EX-10.3 2 a2016q2cecex103amendmentto.htm EXHIBIT 10.3 Exhibit



Exhibit 10.3
AMENDMENT NO. 4
TO THE
CAESARS ENTERTAINMENT CORPORATION
2012 PERFORMANCE INCENTIVE PLAN
This Amendment No. 4 (“Amendment”) to the Caesars Entertainment Corporation 2012 Performance Incentive Plan (the “Plan”), is adopted by Caesars Entertainment Corporation, a Delaware corporation (the “Company”). Capitalized terms used in this Amendment and not otherwise defined shall have the same meanings assigned to them in the Plan.
RECITALS
A.    Section 8.6 of the Plan provides that the Board of Directors of the Company (the “Board”) may amend or modify the Plan from time to time; provided such amendments or modifications do not require the approval of the stockholders pursuant to applicable law or regulations.

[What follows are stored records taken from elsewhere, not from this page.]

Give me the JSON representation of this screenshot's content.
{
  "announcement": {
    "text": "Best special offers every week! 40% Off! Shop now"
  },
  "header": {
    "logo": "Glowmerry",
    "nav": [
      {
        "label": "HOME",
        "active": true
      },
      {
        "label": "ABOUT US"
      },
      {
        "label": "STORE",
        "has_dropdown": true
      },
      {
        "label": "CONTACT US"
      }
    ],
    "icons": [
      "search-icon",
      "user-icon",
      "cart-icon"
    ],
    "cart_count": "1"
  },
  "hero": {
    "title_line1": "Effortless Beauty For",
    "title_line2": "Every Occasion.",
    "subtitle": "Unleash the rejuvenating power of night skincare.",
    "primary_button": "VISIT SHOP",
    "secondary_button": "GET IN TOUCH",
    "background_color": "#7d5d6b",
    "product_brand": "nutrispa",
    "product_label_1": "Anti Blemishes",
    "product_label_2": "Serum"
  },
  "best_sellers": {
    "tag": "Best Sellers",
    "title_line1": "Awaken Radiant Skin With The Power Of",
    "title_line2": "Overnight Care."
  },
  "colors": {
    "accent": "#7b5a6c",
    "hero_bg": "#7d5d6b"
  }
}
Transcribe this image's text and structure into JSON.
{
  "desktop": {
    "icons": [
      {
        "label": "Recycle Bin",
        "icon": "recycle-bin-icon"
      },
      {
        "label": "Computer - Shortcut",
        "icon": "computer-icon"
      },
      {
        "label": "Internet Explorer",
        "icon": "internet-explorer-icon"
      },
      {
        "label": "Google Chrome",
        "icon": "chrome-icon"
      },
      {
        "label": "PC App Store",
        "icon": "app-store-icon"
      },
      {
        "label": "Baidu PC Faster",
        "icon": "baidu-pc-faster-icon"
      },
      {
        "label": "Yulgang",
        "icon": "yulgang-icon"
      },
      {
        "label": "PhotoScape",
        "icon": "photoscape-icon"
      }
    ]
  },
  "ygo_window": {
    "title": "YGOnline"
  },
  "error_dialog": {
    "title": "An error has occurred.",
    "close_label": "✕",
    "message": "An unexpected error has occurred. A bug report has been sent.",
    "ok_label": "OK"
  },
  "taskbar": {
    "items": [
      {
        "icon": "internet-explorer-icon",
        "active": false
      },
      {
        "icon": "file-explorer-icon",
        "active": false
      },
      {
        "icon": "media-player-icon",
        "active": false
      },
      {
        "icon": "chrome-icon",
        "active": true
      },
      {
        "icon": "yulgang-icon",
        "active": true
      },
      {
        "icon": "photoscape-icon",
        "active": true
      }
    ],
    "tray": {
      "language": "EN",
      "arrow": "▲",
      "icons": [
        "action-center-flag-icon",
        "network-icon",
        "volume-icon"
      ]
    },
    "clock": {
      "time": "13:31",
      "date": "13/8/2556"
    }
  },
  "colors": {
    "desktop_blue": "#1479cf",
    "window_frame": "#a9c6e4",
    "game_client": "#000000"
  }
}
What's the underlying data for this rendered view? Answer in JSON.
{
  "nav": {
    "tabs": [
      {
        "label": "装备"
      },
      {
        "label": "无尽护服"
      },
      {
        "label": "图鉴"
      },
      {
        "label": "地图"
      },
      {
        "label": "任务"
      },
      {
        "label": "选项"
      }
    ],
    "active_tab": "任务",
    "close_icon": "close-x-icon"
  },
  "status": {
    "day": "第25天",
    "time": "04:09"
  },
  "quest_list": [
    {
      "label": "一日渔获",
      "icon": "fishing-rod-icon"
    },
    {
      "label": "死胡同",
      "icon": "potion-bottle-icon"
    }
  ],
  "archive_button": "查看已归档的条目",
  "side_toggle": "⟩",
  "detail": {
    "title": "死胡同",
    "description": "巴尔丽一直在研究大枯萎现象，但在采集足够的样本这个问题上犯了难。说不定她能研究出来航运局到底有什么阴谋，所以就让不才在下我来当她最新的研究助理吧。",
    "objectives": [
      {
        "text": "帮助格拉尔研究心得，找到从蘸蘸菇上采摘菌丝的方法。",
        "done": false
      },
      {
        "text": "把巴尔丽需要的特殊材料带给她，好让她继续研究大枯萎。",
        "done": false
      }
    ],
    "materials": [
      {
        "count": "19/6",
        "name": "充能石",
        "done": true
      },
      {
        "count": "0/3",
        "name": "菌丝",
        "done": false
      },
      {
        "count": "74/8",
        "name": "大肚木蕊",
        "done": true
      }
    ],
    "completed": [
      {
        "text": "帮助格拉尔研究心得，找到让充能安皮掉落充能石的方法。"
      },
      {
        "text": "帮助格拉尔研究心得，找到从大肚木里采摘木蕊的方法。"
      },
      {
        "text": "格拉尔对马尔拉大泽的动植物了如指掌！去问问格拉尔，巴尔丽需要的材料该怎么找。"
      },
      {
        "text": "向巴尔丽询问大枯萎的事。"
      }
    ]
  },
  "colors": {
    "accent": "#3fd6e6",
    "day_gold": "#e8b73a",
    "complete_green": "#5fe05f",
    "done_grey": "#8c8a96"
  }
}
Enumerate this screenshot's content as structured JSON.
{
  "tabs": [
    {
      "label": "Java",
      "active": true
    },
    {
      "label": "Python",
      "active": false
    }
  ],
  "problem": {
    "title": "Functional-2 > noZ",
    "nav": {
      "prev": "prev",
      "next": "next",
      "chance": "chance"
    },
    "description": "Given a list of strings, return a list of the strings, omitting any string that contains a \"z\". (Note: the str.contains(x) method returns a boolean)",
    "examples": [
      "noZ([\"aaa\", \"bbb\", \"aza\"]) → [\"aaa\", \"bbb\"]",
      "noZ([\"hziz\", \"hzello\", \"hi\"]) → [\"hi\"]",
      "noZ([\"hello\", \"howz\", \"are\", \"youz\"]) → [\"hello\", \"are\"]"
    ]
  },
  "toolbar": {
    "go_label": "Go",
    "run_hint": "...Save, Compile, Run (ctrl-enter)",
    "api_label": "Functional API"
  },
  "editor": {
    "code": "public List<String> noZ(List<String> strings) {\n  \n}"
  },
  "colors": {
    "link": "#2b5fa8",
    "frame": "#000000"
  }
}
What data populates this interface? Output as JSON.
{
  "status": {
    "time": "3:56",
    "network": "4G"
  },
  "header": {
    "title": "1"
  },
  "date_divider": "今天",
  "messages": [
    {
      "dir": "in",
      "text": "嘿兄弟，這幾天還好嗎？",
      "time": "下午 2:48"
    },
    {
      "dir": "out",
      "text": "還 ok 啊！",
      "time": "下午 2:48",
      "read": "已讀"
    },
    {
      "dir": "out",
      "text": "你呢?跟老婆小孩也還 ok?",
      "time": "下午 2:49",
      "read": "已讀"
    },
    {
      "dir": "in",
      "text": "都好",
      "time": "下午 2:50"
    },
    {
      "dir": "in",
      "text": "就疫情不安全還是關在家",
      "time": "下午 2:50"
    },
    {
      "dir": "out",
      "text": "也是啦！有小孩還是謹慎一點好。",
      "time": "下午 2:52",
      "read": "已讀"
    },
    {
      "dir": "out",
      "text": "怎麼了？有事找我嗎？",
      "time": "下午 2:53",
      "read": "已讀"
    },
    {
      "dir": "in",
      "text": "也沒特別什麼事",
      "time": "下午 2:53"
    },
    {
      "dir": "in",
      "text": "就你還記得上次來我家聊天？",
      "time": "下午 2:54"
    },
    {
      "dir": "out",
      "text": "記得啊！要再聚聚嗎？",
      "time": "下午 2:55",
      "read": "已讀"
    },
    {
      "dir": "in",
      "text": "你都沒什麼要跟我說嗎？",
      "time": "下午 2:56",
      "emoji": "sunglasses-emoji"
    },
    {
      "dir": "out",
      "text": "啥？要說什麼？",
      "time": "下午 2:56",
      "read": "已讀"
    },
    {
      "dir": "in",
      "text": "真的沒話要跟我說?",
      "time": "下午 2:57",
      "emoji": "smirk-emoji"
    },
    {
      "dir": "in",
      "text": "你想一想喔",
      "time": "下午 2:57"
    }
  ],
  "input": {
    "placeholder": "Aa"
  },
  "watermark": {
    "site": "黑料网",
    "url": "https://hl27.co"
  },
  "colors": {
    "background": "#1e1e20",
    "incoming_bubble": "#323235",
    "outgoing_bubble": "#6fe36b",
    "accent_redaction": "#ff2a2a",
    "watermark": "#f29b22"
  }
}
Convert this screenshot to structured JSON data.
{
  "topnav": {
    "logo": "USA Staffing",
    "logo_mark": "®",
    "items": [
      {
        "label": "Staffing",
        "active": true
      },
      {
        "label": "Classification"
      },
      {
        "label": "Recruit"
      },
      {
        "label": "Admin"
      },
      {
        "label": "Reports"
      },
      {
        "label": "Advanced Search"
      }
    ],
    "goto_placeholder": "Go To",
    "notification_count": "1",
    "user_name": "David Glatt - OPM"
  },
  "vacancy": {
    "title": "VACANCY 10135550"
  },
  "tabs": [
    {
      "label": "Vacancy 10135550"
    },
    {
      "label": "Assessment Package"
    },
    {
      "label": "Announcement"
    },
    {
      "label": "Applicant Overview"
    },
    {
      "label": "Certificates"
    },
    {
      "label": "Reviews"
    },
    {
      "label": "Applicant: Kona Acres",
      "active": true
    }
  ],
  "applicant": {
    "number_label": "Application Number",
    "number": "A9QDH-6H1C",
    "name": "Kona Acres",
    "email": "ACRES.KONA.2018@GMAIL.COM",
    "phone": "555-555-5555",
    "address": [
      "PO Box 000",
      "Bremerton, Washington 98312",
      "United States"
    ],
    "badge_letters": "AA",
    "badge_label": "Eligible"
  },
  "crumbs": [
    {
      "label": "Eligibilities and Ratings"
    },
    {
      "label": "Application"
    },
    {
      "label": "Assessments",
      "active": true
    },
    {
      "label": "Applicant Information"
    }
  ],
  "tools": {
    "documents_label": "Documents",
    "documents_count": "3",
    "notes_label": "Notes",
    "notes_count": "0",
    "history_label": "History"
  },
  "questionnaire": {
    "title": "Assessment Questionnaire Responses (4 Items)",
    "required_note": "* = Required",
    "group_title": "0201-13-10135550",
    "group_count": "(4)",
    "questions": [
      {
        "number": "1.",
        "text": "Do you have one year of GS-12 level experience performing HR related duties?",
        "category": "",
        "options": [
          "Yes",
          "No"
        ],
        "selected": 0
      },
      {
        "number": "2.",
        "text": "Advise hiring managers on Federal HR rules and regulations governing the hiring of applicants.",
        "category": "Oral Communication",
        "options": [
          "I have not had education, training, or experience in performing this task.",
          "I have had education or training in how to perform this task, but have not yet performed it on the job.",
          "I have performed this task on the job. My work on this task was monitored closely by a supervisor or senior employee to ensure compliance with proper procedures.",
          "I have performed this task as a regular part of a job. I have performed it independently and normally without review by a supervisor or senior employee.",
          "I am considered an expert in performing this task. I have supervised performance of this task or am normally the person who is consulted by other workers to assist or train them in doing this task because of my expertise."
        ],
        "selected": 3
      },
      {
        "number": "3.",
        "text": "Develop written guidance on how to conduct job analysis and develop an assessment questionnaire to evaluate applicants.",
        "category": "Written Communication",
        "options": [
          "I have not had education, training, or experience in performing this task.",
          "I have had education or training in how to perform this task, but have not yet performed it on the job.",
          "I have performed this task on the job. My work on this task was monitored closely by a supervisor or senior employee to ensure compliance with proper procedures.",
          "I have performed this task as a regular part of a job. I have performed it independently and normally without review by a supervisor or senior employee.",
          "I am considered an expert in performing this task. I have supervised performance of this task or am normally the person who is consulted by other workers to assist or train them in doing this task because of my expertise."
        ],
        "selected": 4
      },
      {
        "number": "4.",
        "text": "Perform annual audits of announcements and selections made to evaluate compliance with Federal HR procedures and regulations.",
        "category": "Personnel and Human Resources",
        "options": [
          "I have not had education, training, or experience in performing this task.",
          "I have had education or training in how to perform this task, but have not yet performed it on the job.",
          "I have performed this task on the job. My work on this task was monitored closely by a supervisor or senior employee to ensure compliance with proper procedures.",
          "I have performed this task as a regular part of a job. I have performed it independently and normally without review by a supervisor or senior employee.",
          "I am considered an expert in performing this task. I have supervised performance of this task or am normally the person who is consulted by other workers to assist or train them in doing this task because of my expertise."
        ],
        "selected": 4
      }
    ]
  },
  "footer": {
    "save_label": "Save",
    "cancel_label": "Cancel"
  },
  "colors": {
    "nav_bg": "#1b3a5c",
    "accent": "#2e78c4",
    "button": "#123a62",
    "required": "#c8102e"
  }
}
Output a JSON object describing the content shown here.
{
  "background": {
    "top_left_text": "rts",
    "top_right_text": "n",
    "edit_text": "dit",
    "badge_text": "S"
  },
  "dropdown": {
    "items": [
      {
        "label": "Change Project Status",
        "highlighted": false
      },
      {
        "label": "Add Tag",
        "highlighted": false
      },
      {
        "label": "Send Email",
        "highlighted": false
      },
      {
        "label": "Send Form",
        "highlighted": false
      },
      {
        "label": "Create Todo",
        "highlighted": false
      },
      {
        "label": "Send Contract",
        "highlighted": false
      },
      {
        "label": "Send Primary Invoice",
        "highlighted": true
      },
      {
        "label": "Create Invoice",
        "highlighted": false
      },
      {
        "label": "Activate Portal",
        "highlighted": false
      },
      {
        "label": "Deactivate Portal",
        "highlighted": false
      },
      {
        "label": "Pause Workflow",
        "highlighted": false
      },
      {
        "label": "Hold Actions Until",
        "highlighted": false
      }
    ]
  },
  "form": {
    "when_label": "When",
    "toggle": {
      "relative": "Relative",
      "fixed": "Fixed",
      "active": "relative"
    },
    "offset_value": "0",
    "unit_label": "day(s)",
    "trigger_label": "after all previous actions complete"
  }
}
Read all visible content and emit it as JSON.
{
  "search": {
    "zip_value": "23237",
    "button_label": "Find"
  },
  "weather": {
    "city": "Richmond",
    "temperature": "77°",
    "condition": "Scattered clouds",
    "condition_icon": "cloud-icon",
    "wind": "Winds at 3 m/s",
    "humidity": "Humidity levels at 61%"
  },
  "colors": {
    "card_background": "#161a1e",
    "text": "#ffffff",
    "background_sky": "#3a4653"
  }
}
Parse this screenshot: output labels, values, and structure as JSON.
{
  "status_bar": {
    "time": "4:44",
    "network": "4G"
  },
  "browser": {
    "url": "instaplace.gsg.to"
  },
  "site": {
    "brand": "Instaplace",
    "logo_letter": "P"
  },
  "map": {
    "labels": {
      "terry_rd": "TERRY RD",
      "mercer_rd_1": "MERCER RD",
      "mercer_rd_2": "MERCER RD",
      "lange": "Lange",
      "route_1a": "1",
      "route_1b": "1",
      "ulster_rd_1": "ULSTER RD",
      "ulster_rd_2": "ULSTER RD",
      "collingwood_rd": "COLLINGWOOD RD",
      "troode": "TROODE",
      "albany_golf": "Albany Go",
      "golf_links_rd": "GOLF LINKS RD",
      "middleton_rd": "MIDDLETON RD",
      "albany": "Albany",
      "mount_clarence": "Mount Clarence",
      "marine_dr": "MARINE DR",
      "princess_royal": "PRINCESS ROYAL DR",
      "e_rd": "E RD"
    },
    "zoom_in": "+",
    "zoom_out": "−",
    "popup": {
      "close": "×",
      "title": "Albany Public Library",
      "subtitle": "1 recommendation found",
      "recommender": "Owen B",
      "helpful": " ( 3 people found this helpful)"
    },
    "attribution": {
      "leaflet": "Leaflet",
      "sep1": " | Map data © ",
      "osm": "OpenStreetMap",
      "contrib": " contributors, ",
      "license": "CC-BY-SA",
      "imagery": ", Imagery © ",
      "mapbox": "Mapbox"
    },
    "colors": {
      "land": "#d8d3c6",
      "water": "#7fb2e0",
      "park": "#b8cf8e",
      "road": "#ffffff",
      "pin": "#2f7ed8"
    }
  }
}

B.     The Board believes it to be in the best interests of the Company and its stockholders to amend and restate Section 8.5 of the Plan, and the Board has determined that, due to the nature of the changes proposed, stockholder approval is not required or advisable with respect to this Amendment.
AMENDMENT
1.    Section 8.5 of the Plan is hereby amended and restated in its entirety to read as follows:
8.5
Tax Withholding. Upon any exercise, vesting, or payment of any award, or upon the disposition of shares of Common Stock acquired pursuant to the exercise of an ISO prior to satisfaction of the holding period requirements of Section 422 of the Code, or upon any other tax withholding event with respect to any award, the Corporation or one of its Subsidiaries shall have the right at its option to:
(a)
require the participant (or the participant’s personal representative or beneficiary, as the case may be) to pay or provide for payment of at least the minimum amount of any taxes which the Corporation or one of its Subsidiaries may be required to withhold with respect to such award event or payment; or
(b)
deduct from any amount otherwise payable in cash (whether related to the award or otherwise) to the participant (or the participant’s personal representative or beneficiary, as the case may be) the amount of any taxes which the Corporation or one of its Subsidiaries may be required to withhold with respect to such award event or payment.
In any case where a tax is required to be withheld in connection with the delivery of shares of Common Stock under this Plan, the Administrator may in its sole discretion (subject to Section 8.1) require or grant (either at the time of the award or thereafter) to the participant the right to elect, pursuant to such rules and subject





to such conditions as the Administrator may establish, that the Corporation reduce the number of shares to be delivered by (or otherwise reacquire) the appropriate number of shares, valued in a consistent manner at their fair market value or at the sales price in accordance with authorized procedures for cashless exercises, necessary to satisfy the applicable withholding obligation on exercise, vesting or payment. In no event shall the shares withheld exceed the whole number of shares allowed for tax withholding under applicable law.
2.
Except as otherwise expressly set forth in this Amendment, all other Articles, Sections, terms and conditions of the Plan remain unchanged and in full force and effect.